How do you help students who have a difficult time comprehending the language of older texts?

·       Invite students to your office and have them read the texts aloud. You will be familiarizing the students to the sound of the language and forcing them to concentrate on a passage. Many students simply need to slow their reading pace for older texts.

·       Recommend their viewing videos or listening to recordings of the older texts, so they can acquire an ear for the diction.


How do you handle silence as a response to your questions for discussion?

·       Students are more likely to form opinions about a passage once they have sympathized with the characters and thought about the demands of the situation described in the passage. Ask questions that immerse the students in the passage before delving into formalist or historical concerns.


How do you respond to pure plot summary?

·       Plot summary can a be useful tool for working on reading comprehension. You can also develop an analytical discussion from a summarizing answer by exploring what has been left out of the paraphrase.


Techniques to Consider as You Teach Textual Analysis



I. Reading a passage aloud with strategic breaks and discussion

·       involves less ready readers in the passage's scenario by presenting the text in small, digestible chunks

·       prevents the students who are not reading aloud from drifting off by involving them in the periodic discussion

·       allows you to respond to the students' responses. By asking why a student seems amused, bored, confused during the reading, you encourage students to explore their own reactions

·       centers discussion usually on plot and character. Discussing the passage as a whole frees the class to discuss:


generic conventions

--how does this passage influence the entire work? style

--what is the tone of the passage? historical period

--what are some distinguishing tropes and syntax?

--what are some telling habits of dress, manner, and activity

--what are the gender roles?

--what are the class/economic conditions? the text's ideology

--what do we notice about issue A, B, or C?

--what modern equivalents can compare to an older text?

II. Announcing your agenda for and interests in a text gives a class a sense of one possible direction for discussion frees the class from wondering what you want to hear and can encourage them to pursue other issues. This agenda must be accompanied by your willingness to move on to other ideas that interest the class.

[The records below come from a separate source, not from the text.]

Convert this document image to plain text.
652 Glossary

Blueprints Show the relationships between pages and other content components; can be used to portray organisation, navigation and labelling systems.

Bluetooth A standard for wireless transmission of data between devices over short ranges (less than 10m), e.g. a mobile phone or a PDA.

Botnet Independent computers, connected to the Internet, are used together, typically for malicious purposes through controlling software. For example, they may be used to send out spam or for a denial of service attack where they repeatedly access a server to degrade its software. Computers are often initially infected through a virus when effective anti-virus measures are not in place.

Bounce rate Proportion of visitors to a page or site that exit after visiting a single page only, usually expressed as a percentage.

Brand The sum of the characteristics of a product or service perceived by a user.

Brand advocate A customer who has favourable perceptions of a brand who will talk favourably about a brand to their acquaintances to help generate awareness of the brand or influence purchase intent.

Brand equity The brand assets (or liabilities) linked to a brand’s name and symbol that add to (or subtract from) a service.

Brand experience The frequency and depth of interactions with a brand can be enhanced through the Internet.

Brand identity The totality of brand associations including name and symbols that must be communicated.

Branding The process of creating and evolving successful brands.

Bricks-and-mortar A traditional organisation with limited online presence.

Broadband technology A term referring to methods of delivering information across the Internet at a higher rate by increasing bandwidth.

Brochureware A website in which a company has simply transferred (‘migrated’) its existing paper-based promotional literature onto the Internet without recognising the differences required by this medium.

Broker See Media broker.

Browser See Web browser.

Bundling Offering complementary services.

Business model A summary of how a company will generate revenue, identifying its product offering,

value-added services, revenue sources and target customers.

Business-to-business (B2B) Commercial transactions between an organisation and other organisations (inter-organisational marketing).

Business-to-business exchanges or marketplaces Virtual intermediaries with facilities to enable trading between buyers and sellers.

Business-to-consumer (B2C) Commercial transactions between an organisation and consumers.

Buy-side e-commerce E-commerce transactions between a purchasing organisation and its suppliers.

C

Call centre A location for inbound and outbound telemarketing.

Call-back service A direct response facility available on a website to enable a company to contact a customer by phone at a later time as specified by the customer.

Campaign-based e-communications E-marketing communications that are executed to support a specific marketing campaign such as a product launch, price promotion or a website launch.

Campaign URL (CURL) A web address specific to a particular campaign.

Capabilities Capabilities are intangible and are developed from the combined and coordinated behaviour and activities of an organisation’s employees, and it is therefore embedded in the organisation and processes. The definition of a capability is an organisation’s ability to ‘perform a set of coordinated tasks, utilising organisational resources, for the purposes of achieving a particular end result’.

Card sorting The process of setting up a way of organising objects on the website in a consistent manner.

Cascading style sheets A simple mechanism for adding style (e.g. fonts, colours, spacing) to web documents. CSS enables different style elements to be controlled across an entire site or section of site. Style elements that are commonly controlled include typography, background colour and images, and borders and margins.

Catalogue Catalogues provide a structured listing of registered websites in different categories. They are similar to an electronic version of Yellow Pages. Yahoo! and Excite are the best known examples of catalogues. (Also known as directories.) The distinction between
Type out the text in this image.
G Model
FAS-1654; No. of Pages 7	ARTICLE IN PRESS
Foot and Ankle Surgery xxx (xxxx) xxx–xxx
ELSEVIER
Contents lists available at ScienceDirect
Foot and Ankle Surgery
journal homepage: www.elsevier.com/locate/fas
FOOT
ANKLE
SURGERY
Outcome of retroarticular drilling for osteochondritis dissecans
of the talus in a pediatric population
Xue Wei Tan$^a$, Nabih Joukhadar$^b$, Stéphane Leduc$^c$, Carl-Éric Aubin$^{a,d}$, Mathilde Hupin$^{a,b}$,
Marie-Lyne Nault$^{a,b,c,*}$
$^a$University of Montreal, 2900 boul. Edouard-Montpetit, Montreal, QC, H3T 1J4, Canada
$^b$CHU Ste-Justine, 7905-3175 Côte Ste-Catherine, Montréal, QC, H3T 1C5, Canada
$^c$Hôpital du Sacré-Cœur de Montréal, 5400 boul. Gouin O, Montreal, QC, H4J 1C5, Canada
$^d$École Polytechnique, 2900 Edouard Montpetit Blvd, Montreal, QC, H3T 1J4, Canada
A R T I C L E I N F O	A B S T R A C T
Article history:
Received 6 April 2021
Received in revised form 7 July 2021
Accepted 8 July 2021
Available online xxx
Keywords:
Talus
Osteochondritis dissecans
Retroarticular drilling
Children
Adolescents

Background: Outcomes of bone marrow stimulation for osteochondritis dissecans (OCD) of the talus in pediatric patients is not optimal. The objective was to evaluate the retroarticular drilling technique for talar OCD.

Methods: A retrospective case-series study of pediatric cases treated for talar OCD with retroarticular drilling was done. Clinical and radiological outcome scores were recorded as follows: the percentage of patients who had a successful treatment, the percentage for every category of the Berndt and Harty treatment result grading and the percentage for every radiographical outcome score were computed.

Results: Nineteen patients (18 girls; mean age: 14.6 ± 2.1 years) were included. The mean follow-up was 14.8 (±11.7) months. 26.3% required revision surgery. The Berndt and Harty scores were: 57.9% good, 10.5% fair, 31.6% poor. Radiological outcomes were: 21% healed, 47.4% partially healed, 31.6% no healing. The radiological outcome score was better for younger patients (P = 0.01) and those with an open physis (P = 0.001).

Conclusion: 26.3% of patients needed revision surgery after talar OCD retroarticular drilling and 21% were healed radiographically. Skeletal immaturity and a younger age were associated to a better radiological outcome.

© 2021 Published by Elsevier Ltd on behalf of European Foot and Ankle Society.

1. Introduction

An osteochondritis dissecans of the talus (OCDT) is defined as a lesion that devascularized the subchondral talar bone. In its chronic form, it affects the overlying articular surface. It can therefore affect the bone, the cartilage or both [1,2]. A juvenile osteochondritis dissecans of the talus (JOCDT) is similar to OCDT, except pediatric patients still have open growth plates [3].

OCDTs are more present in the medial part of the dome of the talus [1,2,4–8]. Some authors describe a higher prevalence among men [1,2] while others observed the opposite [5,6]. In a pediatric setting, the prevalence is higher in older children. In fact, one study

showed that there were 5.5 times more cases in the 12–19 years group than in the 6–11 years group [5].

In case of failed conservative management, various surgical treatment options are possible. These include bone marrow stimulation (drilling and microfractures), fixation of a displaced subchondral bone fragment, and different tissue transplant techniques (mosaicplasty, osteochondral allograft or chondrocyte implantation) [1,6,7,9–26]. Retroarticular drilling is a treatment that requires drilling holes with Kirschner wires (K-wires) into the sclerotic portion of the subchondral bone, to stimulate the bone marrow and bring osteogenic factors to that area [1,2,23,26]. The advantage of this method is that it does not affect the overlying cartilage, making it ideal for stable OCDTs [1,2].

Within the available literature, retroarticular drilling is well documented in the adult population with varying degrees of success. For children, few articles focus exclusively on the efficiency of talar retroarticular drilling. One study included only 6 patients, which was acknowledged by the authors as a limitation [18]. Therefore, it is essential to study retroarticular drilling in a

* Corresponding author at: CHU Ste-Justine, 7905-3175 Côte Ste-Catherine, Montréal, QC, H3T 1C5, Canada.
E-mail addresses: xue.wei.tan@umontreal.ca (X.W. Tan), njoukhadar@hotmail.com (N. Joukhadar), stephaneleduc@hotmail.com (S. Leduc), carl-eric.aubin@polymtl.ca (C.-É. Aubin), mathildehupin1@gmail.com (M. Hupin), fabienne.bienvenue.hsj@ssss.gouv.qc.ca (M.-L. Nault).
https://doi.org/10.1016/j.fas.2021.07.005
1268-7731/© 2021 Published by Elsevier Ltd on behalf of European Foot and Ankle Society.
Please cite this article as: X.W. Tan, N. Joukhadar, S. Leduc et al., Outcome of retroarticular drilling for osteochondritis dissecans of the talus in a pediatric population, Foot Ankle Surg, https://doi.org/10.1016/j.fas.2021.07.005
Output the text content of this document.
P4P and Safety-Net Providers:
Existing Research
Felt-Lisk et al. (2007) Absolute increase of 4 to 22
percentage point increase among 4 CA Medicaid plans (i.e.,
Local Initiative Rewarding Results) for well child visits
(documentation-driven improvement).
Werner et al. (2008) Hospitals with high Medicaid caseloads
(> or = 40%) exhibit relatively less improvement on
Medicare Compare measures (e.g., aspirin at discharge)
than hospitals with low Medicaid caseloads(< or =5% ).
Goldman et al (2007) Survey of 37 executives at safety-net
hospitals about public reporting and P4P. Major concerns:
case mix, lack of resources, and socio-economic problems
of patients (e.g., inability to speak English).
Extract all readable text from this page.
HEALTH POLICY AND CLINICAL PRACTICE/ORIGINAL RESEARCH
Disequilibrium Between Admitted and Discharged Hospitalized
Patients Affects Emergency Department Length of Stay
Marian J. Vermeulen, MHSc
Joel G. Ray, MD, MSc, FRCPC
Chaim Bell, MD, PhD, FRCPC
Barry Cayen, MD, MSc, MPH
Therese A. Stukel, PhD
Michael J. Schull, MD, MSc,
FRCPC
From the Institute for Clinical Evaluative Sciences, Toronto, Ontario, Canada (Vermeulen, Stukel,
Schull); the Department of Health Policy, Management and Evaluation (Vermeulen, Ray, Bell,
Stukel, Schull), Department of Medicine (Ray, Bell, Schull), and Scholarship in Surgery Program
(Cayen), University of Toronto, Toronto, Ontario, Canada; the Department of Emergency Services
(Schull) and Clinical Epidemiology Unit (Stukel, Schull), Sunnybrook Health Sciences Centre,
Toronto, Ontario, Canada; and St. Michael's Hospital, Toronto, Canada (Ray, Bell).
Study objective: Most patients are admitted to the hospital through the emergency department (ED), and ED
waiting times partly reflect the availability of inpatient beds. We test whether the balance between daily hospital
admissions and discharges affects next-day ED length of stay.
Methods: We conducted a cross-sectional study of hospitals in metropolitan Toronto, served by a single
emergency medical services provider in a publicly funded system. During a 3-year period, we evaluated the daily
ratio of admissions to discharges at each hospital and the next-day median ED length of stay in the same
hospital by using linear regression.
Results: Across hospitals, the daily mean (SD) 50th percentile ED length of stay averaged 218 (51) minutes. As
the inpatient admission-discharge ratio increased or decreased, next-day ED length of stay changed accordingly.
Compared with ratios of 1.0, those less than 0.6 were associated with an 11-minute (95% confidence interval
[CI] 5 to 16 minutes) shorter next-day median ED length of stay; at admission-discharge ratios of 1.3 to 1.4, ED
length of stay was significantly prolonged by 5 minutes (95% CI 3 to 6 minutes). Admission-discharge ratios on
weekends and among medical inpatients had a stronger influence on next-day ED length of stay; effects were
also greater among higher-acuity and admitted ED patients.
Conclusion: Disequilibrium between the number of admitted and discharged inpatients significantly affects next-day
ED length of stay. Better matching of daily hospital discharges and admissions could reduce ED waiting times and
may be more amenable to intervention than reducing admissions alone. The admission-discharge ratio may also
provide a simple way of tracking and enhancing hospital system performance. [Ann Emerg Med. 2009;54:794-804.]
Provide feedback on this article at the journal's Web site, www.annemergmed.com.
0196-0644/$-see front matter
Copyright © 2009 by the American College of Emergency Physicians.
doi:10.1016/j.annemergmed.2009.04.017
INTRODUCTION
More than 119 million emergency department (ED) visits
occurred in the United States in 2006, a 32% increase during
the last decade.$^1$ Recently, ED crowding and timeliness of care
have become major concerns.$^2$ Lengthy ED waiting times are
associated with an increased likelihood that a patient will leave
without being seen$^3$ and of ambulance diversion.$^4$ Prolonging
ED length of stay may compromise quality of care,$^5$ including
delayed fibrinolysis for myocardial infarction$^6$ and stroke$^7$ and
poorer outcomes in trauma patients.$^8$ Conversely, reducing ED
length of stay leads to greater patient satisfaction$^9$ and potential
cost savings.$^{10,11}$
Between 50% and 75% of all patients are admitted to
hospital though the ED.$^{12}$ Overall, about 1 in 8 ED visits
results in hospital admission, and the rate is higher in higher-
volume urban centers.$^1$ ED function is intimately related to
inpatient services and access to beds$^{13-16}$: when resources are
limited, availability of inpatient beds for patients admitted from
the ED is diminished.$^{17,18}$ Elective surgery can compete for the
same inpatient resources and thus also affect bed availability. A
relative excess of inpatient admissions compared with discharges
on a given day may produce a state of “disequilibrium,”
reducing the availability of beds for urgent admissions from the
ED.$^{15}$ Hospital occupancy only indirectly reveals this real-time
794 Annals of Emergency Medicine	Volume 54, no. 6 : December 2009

Assigning students to find and discuss one or two passages that demonstrate issues raised in class discussion

·       encourages students to attend what goes on in discussion

·       reinforces the habit of providing substantial textual evidence to support an argument.

Papers remind students that papers are written forms of textual analysis that require, like good analytical discussion, opinion substantiated by textual evidence.


Offer paper topic lists and conferences to help students focus and develop a thesis.


Urge students to ask themselves why they think their theses are valid, what in the text provokes their responses.


As an example of good student literary analysis, distribute and discuss excerpts from the students' own position papers or submissions that explore a passage fully, thoughtfully, cleverly.


Require students to hand in theses, outlines, introductory paragraphs before the final draft of the paper is due.

Sample Paper Assignment:

Used early in the semester, this assignment helps to establish a critical vocabulary for composition and to warm students up to lively prose.

Having read George Orwell's "Politics and the English Language" and E. L. Doctorow's "The 'Clear Sound of Honest Words'," compare Baker's "Little Red Riding Hood Revisited" to the Grimms Brothers' "Little Red Cap." Think about detail, precise wording, and subtle stylistic maneuvers Baker honors by producing such wretchedness in their absence. Now it's your turn. Read the delicate, frightening Grimms tale "Jorinda and Joringle." Study the sensual detail, the clear word choice, and the cleverly crafted sentences. After admiring this prose, turn your back on it. Rewrite "Jorinda and Joringle" in the manner of Baker's parody, in the type of prose Baker, Orwell, and Doctorow caution us against.